François Mauriac à la date du 4 janvier 1957 :
« Au seuil de l’an nouveau, les Français ont peine à regarder plus haut et plus loin que la partie jouée en leur nom par ceux qu’ils ont chargés de tenir les cartes. Comment ces virtuoses du mensonge politique ne nous fascineraient-ils pas ? Efforçons-nous pourtant de les oublier un instant.
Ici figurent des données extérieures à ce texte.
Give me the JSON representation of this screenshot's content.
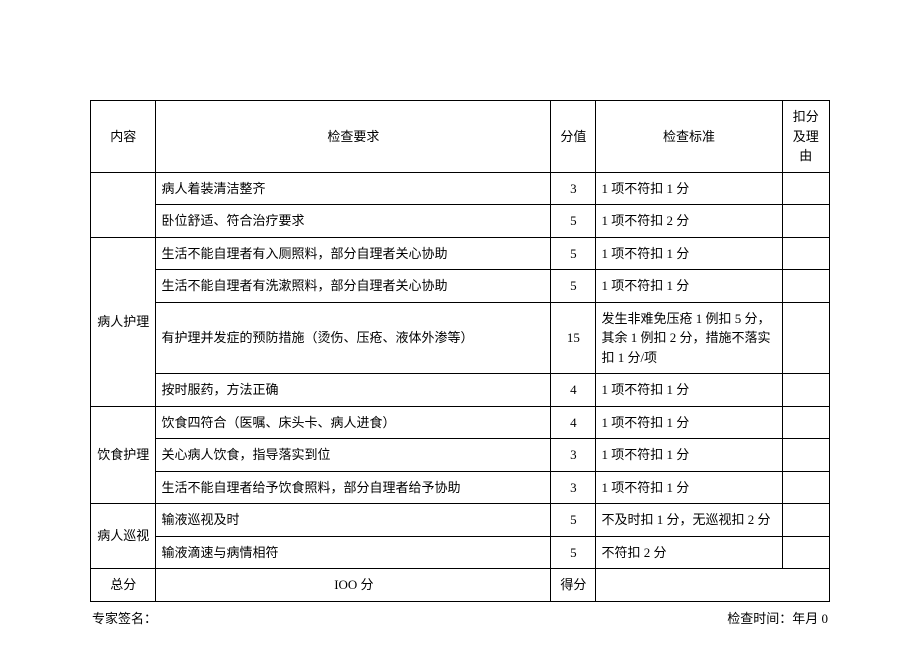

Que 1956 ait été malgré eux, et au sens profond, une « année de grâce », je le crois. Nous nous sommes repris à espérer — non pas, à mon sens, parce que des fissures ont apparu dans l’appareil défensif de la Russie (…), ni à cause du désarroi suscité chez les militants par les événements de Hongrie. Non, le réveil de notre espérance en 1956 aura tenu à cette démonstration qui a été faite avec éclat à Poznań et à Budapest : l’homme a résisté au système. Ce fait nouveau bouleverse tout. Et que je l’observe en chrétien, c’est-à-dire en homme partial, ne l’empêche pas d’être et de s’imposer aux matérialistes comme à moi-même. »
Bloc-notes, 1952-1957, Point Seuil, p. 423.
Il fut un temps où les chrétiens prenaient le parti de la résistance contre les tyrans — une tradition française dont les bigots et les poutinolâtres sponsorisés par Monsieur Bolloré semblent avoir perdu jusqu’au souvenir.